Она глубоко вздохнула. Это было похоже на воду, льющуюся из самого глубокого колодца в пустыне.
— Если и было что-то, чем я восхищался, так это размножение. Я все еще в этом участвую.
— Не хочу тебя тревожить, Гилберт, но ты не думаешь, что в доме водятся крысы?
— Не понимаю, почему этого не должно быть, — сказал я. — Кажется, здесь есть почти все остальное.
— Серьезно, я услышала царапанье над головой, пока была на кухне. Может быть, голуби снова залетели.
Я с удовольствием зачерпнул еду, возможно, она была не слишком хороша, но это было все, что у меня было.
— Если я никогда не задаюсь вопросом, почему ты так добра ко мне, то только потому, что понимаю, насколько я безобразен по отношению к тебе.
Она покраснела, от удовольствия или от боли, я не знал. Я был единственным человеком в мире, который мог добиться от нее одной или обеих реакций, и что бы это ни было, в такие моменты она чувствовала себя более живой, клянусь, чем когда она была одна или с другими людьми. И когда у нее была какая-то реакция, я чувствовал, как во мне поднимаются волны разврата, и, проглотив две трети ее отвратительной еды, я обнял ее довольно широкую задницу.
Она сделала попытку отойти. — Оставь меня в покое, зверь.
Я поставил тарелку, чтобы Дисмал облизал. — Ты знаешь я люблю тебя. Единственные правдивые слова, которые я когда-либо говорю, — это те простые и неприукрашенные слова, которые описывают мою бессмертную любовь к тебе.
— Мне трудно в это поверить.
— Можете ли вы распечатать этот отрывок из моей книги о Моггерхэнгере?» Дженни вернется из Бенидорма только на следующей неделе.
— Возможно, я сделаю это позже — если ты пообещаешь исправиться.
Я обнял ее, прижав ее великолепную грудь к моему жилету, прикоснувшись губами к ее щеке, когда она отвернулась.
— Ты еще не слишком стара, чтобы быть матерью, — сказал я. — Разве ты не хочешь ребенка, пока не стало слишком поздно? Представь себе, что у тебя есть сын, который будет поддерживать тебя на склоне лет, большое красивое чудо без подбородка, плачущее солеными слезами над своими оценками? Конечно, моя возлюбленная, ты, должно быть, подумала об этом, и если так, то для меня было бы честью, если бы ты выбрал меня для высшей жертвы.

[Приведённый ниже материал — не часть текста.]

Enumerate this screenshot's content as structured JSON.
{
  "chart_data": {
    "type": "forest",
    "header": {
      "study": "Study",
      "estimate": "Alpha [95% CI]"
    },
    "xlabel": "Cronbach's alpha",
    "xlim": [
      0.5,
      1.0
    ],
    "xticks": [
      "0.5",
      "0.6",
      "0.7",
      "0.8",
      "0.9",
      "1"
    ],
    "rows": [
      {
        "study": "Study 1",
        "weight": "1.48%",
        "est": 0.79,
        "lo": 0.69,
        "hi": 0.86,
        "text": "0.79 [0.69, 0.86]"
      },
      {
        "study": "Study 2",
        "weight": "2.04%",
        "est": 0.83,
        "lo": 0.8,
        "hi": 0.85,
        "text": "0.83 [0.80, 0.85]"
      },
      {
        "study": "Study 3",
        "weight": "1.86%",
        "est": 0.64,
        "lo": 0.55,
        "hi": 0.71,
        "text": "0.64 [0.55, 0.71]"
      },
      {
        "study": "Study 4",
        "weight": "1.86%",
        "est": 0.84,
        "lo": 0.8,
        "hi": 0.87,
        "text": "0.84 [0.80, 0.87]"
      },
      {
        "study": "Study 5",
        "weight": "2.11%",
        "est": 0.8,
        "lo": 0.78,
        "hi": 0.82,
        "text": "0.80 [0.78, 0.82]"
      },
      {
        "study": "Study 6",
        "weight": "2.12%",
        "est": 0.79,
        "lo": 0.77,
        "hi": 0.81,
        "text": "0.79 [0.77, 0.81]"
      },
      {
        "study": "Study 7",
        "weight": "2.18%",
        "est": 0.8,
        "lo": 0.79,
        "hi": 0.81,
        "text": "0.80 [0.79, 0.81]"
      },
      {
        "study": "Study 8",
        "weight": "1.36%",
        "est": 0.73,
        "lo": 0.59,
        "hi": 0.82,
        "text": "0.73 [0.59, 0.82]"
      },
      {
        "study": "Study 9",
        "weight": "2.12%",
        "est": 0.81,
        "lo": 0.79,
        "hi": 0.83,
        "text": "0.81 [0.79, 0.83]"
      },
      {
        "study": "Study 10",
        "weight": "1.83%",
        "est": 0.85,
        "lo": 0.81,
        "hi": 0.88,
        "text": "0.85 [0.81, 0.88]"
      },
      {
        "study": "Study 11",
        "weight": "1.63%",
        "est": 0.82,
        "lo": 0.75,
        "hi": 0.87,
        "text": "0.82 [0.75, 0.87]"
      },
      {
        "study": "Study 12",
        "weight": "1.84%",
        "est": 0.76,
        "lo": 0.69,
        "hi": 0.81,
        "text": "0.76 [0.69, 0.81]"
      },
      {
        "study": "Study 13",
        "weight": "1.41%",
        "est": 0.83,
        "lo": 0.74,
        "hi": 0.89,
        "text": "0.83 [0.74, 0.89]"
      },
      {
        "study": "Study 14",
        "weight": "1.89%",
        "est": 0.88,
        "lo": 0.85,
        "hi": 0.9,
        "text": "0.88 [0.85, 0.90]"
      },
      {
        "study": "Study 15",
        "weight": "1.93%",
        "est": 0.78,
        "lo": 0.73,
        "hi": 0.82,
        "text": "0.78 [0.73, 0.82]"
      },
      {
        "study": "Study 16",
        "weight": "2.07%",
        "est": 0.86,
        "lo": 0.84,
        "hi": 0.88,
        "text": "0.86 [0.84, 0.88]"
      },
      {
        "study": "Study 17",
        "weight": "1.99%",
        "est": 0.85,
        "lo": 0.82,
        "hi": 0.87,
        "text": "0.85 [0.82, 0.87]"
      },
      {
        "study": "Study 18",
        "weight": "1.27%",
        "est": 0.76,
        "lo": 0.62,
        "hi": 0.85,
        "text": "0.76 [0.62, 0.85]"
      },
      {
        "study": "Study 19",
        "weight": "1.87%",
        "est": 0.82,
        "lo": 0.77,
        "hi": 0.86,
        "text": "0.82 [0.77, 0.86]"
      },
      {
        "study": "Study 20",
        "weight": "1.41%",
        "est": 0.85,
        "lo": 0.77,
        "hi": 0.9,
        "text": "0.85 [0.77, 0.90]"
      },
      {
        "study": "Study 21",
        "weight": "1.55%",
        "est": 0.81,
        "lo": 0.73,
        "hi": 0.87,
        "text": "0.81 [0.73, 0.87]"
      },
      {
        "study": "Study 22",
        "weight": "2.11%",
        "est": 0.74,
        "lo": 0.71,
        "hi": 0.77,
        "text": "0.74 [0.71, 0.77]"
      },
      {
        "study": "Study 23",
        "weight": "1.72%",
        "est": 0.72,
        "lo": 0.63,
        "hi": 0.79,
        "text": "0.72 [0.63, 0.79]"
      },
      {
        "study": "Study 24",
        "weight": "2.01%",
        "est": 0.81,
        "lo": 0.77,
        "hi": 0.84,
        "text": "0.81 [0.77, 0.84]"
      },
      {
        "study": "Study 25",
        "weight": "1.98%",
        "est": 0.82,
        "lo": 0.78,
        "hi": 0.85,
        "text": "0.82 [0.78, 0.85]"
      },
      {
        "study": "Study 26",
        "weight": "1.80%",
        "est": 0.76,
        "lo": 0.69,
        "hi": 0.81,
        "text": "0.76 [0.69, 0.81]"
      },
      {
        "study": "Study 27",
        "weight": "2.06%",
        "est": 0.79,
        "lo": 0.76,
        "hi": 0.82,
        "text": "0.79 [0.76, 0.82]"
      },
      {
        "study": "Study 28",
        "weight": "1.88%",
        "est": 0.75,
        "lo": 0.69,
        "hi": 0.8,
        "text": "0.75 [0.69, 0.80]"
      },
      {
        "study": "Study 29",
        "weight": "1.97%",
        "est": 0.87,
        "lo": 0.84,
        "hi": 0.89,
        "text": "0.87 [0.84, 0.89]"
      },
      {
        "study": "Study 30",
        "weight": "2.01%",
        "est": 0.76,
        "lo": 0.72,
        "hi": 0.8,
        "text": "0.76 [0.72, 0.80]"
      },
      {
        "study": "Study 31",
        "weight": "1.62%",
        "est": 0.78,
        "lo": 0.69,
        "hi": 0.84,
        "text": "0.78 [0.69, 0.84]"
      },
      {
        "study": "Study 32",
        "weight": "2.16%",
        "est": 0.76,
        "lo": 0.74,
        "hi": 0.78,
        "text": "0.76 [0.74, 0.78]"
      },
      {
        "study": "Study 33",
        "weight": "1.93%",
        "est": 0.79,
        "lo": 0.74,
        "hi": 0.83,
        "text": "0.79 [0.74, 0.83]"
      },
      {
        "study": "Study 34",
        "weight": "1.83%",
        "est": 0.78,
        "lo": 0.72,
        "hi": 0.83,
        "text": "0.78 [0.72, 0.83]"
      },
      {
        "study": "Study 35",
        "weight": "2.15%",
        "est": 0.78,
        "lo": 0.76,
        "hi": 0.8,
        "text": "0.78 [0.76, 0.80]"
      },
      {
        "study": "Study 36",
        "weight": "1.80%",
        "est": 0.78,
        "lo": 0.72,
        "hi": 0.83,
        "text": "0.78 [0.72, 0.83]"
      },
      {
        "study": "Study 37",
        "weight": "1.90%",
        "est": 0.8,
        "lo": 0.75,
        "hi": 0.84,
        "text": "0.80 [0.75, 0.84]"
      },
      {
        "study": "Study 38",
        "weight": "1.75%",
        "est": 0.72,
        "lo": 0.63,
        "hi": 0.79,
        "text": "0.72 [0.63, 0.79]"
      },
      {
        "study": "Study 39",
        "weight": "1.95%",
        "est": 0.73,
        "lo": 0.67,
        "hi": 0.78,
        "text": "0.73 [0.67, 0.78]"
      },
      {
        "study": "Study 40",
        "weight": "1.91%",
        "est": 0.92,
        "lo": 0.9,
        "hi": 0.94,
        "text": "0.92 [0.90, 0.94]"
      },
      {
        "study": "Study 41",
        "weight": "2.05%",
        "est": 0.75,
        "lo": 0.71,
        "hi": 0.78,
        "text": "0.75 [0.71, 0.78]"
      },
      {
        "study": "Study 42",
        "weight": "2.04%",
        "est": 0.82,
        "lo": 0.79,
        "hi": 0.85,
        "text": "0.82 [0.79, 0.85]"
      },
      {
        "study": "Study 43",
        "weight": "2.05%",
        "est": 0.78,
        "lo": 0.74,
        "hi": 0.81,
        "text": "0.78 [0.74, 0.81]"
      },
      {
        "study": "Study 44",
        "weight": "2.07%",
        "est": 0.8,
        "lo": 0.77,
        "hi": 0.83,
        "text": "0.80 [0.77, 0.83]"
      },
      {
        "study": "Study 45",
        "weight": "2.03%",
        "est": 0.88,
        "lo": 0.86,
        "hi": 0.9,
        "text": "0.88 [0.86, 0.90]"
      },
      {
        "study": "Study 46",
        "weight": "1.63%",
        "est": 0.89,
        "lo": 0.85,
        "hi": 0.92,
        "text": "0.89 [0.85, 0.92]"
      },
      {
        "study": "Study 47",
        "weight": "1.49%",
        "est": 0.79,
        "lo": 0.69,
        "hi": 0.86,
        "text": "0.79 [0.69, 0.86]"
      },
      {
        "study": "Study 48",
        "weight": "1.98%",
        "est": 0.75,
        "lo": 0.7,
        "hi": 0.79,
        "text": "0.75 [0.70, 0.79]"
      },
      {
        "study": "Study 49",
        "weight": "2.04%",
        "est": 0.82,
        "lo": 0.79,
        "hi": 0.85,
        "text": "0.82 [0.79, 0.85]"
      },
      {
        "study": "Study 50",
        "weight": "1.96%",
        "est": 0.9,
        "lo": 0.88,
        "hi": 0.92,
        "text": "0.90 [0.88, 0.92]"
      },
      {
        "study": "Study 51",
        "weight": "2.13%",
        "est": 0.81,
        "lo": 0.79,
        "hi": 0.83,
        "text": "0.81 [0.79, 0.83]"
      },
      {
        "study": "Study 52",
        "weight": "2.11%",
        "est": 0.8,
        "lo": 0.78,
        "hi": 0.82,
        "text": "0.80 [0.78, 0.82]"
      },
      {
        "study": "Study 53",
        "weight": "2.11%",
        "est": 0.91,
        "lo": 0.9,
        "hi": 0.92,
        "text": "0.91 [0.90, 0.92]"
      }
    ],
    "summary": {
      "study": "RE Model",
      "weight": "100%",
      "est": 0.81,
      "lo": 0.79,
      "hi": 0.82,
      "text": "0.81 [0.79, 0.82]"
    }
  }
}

Я расстегнул молнию от затылка ее теплой шеи до впадины ее широкой задницы. Два пальца расстегнули ее бюстгальтер, и мои руки сомкнулись на ее горячей груди. С самого начала я знал, что нужно ловко обращаться с крючками и ушками, и в юности я несколько дней тренировался на манекене швеи, чтобы убедиться, что пьяный или трезвый, я справлюсь с ним.
Мышцы ее широкой ягодицы расслабились, а ее духи и макияж заставили меня еще больше красноречиво говорить. — Подумай о маленьком ребенке», — пробормотал я ей на ухо, стягивая с нее платье вперед и снимая бюстгальтер. — Ты была бы самой гордой матерью у песочницы или катала бы коляску по парку с самым воркующим, смеющимся, блюющим и гадящим маленьким милым ребенком, которого вы когда-либо могли себе представить. Но если он возьмет ручку, отруби ему голову.
— Гилберт, — воскликнула она, — нехорошо так говорить.
— Значит, отруби только его руку.
— Ты ужасен.
— Я знаю, но все-таки именно это я и имею в виду, когда говорю, что для меня было бы честью быть отцом твоего ребенка. Я люблю тебя больше, чем когда-либо любил или буду любить кого-либо в своей жизни. Мы настолько созданы друг для друга, что мне больно находиться рядом с тобой. Если я не трахну тебя, я буду гореть в огне ада. Ты, конечно, должна это понять из своей ледяной пещеры?
— Я не хочу тебя, — кричала она. — Я не хочу тебя.
Я засунул три средних пальца ее левой руки себе в рот, а ее правую руку прижал к своему члену, затем запустил обе руки в ее штаны и обнаружил, что она горит, как внутренность компостной кучи.
Ее протесты «Никогда! Никогда!» были опровергнуты состоянием, в котором я ее нашел. Я знал ее с давних времен. Она никогда не хотела меня. Она всегда возражала, до самого конца. Даже в этом случае она позволила — достаточно легко — провести себя в спальню, и мы направились к столу с закусками. Я пнул дверь прямо в лицо Дисмалу, который следовал за нами через гостиную, как будто хотел присутствовать на свадебном карусели.